Situation was basically a table rendered in prose format. I can’t recall the precise verbiage, but it read something like: In 2015, the requirement shall be 0.05%. In 2016, the requirement shall be 0.7. In 2017, the requirement shall be 0.09%

Very subtle typo which, had it been treated as The Truth of The Text would have bankrupted anyone attempting to adhere to the regulation.


> administratively adjusted

That sounds like a terrible amount of power to give someone without a vote.


for obvious fixes, that’s not actual power: They could not do that if the correct answer weren’t obvious.

If I offered a new car for 10€ — obviously it should have been 10k€, so others cannot expect me to fulfil that (ask your local police).

If I had offered it for 8.5k€ and suddenly claim it should have been 10k€, it’s far from obvious that this was a mere error, so I’d likely have to stand for it.

If I offered a used car for 10€, the case becomes murky.

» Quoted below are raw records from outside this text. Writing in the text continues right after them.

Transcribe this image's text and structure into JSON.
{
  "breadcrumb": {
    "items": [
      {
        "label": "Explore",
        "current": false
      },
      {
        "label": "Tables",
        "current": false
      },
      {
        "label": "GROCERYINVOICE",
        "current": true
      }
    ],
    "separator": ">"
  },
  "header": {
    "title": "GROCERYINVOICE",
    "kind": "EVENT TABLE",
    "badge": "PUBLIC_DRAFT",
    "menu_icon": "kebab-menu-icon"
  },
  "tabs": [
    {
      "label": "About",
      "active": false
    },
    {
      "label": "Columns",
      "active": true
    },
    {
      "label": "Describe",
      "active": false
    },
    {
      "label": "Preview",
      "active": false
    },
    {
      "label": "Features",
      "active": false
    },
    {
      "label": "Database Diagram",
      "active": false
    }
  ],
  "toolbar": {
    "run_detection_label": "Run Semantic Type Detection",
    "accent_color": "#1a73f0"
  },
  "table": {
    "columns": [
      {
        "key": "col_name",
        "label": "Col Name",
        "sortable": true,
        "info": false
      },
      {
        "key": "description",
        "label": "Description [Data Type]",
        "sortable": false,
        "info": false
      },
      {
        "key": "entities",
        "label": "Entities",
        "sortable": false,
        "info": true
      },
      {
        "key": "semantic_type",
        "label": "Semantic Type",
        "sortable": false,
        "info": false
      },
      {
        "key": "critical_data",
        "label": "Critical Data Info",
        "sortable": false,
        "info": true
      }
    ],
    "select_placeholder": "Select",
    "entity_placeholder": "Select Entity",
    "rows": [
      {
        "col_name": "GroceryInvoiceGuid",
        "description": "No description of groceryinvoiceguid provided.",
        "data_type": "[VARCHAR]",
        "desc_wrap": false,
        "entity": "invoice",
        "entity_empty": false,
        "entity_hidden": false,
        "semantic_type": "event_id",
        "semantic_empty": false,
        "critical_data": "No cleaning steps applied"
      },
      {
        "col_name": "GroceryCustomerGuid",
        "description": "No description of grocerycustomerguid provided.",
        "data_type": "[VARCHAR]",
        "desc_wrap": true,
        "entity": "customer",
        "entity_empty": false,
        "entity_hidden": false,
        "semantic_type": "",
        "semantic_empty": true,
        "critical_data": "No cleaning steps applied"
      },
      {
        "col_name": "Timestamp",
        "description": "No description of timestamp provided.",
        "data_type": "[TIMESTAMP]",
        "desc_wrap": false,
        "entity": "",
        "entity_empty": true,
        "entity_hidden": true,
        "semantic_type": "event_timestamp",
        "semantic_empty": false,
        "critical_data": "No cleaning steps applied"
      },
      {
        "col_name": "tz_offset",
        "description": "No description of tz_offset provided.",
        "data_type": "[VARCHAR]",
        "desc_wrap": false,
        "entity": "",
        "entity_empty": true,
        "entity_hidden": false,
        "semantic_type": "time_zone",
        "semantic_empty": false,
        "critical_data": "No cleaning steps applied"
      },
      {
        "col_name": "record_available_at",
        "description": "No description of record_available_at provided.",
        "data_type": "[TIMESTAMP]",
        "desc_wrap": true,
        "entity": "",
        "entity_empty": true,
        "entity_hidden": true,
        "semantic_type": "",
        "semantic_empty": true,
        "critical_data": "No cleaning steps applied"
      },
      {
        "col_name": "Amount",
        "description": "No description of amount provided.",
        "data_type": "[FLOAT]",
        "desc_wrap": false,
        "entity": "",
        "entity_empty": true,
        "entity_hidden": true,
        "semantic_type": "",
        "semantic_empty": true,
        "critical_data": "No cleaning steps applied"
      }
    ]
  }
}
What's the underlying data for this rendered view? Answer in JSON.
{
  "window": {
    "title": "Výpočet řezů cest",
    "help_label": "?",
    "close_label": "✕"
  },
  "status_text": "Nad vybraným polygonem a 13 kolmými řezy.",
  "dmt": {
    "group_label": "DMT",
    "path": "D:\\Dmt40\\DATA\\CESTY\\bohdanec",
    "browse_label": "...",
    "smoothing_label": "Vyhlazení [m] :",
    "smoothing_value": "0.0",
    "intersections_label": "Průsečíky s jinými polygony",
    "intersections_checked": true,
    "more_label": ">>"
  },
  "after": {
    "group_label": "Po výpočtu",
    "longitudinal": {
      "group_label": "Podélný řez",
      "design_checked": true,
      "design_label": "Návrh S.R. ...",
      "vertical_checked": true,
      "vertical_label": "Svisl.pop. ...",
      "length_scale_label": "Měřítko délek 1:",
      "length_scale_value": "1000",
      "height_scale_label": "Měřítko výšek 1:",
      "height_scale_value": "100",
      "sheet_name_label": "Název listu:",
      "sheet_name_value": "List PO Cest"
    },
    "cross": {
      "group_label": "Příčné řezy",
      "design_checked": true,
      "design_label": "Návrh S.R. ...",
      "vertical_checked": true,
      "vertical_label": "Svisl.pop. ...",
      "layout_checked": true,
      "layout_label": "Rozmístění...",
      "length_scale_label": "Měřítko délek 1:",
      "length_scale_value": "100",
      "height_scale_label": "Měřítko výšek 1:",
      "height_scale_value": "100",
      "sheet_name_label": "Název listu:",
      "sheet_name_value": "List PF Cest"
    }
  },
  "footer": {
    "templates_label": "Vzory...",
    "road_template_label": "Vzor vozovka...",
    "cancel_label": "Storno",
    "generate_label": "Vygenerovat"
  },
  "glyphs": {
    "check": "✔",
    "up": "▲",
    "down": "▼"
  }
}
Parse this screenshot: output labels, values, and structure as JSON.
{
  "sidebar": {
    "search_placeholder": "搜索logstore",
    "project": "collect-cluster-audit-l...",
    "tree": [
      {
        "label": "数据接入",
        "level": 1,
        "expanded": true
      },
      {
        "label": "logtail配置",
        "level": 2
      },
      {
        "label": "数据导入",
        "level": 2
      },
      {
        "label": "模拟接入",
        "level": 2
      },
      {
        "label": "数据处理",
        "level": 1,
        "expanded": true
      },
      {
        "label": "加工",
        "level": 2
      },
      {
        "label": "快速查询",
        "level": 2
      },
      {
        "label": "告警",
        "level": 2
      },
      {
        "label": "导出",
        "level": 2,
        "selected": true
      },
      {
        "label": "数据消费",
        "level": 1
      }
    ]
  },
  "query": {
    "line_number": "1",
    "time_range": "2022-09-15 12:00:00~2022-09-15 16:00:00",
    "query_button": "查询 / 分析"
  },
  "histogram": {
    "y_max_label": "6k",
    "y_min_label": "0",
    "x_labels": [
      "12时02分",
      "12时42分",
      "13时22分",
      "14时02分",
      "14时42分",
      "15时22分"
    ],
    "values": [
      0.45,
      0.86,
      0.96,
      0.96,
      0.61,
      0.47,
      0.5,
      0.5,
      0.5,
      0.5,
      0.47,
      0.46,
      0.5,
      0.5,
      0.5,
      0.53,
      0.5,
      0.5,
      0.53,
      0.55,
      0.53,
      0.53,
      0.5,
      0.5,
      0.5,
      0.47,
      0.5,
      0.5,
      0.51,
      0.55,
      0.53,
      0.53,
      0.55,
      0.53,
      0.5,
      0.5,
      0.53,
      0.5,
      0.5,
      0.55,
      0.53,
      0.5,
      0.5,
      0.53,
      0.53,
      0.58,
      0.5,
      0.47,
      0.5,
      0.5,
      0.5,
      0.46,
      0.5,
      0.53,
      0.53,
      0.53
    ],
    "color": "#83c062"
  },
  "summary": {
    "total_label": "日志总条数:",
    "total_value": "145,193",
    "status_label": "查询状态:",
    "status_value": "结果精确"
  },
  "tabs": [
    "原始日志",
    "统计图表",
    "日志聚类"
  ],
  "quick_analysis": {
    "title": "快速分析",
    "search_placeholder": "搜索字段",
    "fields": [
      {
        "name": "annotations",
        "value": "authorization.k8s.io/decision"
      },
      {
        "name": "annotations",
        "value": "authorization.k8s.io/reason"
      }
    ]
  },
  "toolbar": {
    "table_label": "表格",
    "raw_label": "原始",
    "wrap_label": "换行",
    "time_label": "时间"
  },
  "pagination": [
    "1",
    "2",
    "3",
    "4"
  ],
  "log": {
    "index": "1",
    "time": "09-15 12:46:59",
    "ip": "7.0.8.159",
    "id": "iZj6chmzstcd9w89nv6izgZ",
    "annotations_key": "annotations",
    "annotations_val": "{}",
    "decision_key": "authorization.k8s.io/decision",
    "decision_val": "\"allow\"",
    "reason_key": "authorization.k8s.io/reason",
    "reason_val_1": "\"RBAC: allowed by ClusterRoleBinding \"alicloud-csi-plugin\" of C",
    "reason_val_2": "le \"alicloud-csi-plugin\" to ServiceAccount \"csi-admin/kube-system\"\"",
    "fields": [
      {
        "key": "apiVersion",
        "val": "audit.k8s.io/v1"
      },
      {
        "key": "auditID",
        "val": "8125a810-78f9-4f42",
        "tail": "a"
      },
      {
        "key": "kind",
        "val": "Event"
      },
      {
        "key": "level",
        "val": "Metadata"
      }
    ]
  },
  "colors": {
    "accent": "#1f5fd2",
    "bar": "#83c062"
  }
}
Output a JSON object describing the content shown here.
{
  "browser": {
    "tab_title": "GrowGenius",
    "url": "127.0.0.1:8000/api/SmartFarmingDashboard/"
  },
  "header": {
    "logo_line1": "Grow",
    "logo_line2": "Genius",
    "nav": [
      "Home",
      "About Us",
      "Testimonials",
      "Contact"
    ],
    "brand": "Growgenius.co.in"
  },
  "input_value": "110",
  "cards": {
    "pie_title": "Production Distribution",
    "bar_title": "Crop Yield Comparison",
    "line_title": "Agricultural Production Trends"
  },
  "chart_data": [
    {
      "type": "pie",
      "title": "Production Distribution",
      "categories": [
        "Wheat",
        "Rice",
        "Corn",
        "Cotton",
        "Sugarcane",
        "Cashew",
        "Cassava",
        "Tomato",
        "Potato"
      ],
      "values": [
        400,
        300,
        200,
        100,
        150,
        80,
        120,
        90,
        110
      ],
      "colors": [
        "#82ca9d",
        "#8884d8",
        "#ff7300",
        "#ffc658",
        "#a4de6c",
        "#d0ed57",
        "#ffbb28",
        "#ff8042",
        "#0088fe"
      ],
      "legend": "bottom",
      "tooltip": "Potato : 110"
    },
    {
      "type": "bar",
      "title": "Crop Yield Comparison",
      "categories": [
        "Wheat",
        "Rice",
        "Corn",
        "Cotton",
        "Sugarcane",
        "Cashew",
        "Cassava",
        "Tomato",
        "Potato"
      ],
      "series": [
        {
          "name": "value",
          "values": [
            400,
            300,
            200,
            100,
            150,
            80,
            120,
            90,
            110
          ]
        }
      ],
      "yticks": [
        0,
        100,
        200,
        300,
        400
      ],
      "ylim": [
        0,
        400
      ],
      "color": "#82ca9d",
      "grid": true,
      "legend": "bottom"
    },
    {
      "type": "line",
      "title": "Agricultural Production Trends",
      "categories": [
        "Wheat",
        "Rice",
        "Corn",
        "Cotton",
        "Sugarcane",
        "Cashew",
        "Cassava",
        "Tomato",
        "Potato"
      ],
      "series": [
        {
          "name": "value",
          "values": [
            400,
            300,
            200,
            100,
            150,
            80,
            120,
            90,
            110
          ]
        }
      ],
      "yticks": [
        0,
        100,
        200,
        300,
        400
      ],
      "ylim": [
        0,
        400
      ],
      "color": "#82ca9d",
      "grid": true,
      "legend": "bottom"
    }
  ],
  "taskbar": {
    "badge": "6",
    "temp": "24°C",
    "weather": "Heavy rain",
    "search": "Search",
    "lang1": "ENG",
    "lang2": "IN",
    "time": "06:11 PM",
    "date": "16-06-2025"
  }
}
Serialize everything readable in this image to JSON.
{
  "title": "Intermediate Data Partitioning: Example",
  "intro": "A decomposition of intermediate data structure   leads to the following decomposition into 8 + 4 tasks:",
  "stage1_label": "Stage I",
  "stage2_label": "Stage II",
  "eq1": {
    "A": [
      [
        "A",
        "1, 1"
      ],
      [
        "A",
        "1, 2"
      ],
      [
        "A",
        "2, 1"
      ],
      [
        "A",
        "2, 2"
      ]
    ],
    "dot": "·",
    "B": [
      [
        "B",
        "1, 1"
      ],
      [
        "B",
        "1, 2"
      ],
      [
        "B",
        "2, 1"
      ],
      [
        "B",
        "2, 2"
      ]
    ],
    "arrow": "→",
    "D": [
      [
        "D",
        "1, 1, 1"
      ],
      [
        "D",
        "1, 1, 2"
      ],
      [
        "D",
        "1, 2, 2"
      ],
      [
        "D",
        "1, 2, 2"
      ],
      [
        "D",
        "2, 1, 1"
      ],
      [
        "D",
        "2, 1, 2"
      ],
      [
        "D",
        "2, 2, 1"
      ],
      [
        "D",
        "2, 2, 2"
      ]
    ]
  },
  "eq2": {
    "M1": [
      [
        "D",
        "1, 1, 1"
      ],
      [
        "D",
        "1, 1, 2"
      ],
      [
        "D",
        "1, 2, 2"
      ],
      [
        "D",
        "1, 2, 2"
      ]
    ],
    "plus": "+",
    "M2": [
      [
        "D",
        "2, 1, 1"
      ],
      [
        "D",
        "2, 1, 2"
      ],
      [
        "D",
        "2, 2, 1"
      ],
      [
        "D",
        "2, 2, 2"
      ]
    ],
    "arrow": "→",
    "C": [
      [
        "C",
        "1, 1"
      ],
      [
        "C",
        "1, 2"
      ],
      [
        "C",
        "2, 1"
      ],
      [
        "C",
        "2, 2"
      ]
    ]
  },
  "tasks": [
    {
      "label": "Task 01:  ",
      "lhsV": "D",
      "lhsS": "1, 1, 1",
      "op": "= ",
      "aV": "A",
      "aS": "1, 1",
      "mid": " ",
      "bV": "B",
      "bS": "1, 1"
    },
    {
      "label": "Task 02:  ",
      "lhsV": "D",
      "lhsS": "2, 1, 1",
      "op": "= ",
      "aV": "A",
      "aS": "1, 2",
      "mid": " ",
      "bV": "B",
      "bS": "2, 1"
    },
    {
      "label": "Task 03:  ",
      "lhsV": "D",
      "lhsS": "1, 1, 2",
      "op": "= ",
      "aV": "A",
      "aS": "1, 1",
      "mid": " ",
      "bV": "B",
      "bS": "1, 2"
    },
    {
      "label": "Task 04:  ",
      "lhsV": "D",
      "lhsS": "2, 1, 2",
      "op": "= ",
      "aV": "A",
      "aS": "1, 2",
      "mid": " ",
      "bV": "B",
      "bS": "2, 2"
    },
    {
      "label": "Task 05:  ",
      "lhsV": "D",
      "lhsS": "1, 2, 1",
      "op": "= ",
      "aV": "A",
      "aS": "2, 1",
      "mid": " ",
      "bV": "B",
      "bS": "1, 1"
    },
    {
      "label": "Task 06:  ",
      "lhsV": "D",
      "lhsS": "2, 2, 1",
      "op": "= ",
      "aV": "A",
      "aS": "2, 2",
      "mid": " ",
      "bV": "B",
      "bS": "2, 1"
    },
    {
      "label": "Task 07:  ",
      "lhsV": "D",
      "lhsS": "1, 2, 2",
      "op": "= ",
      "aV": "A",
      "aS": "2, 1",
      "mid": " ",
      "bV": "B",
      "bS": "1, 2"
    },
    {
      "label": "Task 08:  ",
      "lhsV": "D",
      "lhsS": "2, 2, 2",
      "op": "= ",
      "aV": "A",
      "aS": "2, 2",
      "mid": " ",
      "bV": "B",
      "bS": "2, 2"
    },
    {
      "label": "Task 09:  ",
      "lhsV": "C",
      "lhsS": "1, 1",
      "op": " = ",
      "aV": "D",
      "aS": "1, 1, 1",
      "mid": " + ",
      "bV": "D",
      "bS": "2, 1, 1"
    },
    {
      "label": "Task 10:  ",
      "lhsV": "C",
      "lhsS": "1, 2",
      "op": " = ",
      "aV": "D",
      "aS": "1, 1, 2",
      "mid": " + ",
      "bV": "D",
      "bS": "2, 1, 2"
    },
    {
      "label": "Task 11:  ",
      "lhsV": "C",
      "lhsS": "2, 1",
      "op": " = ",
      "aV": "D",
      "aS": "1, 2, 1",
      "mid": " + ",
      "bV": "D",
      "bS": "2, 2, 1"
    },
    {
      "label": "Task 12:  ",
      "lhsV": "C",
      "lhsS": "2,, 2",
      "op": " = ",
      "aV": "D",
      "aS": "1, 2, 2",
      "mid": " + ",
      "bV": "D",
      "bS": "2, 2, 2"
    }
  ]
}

This is hacker news. If this was some code rather than in meatspace and you trusted a single client to modify a turning complete config file for everyone else you'd call it a massive security vulnerability. I don't understand how having humans involved changes that. Yes, they probably have good intentions but has that assumption ever worked out in human history? If it's not used today for something nefarious, it will be used tomorrow.


> This is hacker news

Which is why people don't understand basic human institutions and are surprised when they run into issues trying to re-invent from scratch


Grace Hopper said it best 'The most dangerous phrase in the language is, "We've always done it this way."'


A legislative body is a conflict resolution mechanism, and one that is basically in the business of writing the code of law (literally). For something to be considered a typo, there must be negligible conflict over that interpretation. If not, the legislative body addresses it again or it’s handled by the judiciary. The legal register who maintains the official version of the text works at the behest of the legislative body. These things are not occurring without supervision.